We have identified the likely cases of having started at position 0 or 5, because we saw this sequence of doors and walls: 1,0,1,0,0.

Now I inject a bad measurement. The next measurement should be 0, but instead we get a 1:

measurements = [1, 0, 1, 0, 0, 1, 1]
priors, posteriors = discrete_bayes_sim(prior, kernel, measurements, z_prob, hallway)
_images/04_bad_data_1.png

That one bad measurement has significantly eroded our knowledge. Now let’s continue with a series of correct measurements.

measurements = [1, 0, 1, 0, 0, 1, 1, 1, 0, 0]
_images/04_bad_data_2.png

Drawbacks and Limitations

Do not be mislead by the simplicity of the examples I chose.

This is a robust and complete filter, and you may use the code in real-world solutions. If you need a multimodal, discrete filter, this filter works.

With that said, this filter it is not used often because it has several limitations.

  1. The filter does not scale well.

    • Our dog tracking problem used only one variable, \(pos\), to denote the dog’s position.

    • Most interesting problems will want to track several things in a large space. Realistically, at a minimum we would want to track our dog’s \((x,y)\) coordinate, and probably his velocity \((\dot{x},\dot{y})\) as well.
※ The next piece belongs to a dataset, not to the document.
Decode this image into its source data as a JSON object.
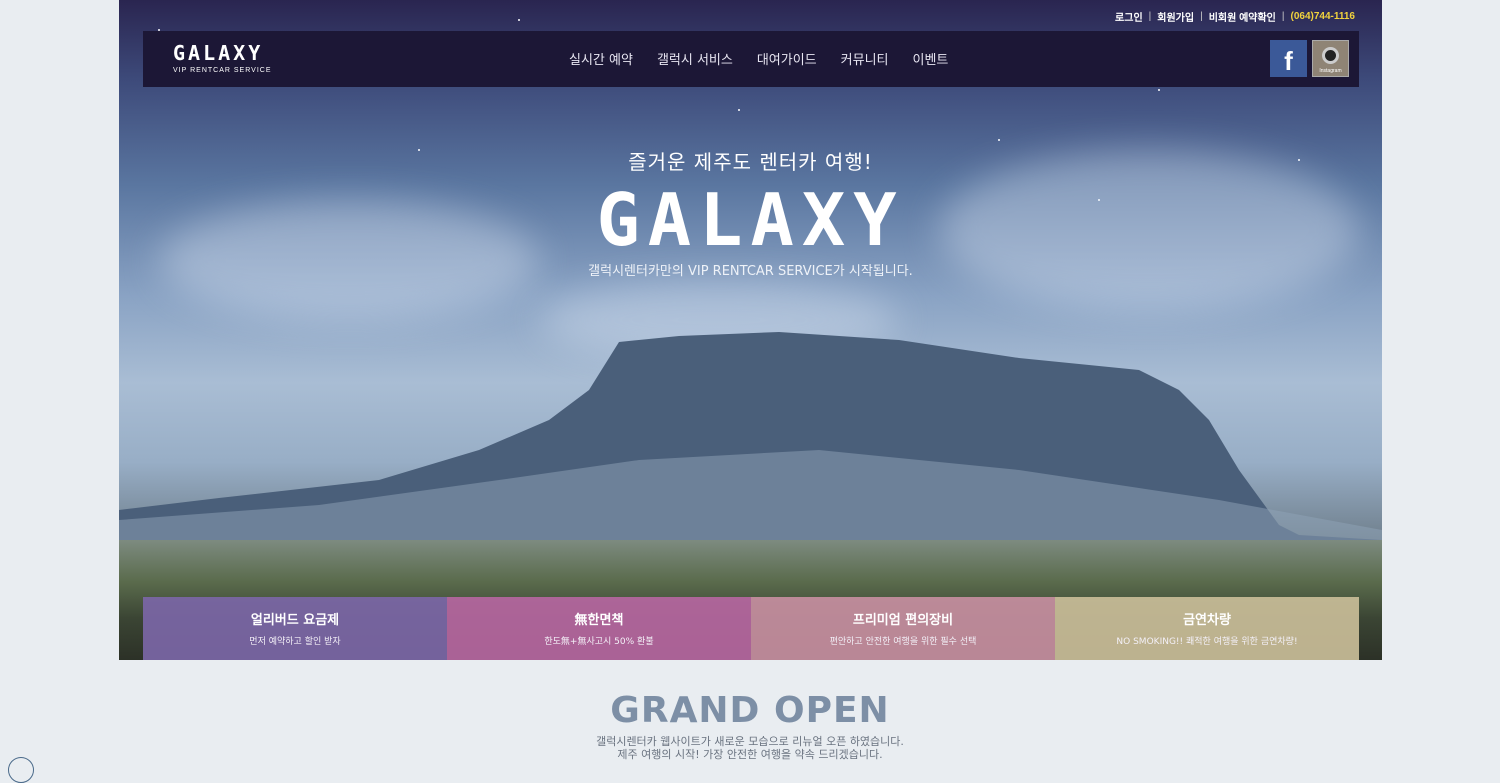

    • We have not covered the multidimensional case, but instead of an array we use a multidimensional grid to store the probabilities at each discrete location.

    • Each update() and predict() step requires updating all values in the grid, so a simple four variable problem would require \(O(n^4)\) running time per time step.

    • Realistic filters can have 10 or more variables to track, leading to exorbitant computation requirements.

  2. The filter is discrete, but we live in a continuous world.

    • The histogram requires that you model the output of your filter as a set of discrete points.

    • It gets exponentially worse as we add dimensions. A 100x100 \(m^2\) courtyard requires 100,000,000 bins to get 1cm accuracy.

  3. The filter is multimodal.

    • In the last example we ended up with strong beliefs that the dog was in position 4 or 9. This is not always a problem.

    • But imagine if the GPS in your car reported to you that it is 40% sure that you are on D street, and 30% sure you are on Willow Avenue.

  4. A forth problem is that it requires a measurement of the change in state.

    • We need a motion sensor to detect how much the dog moves.

Important

It is a good solution for simple problems!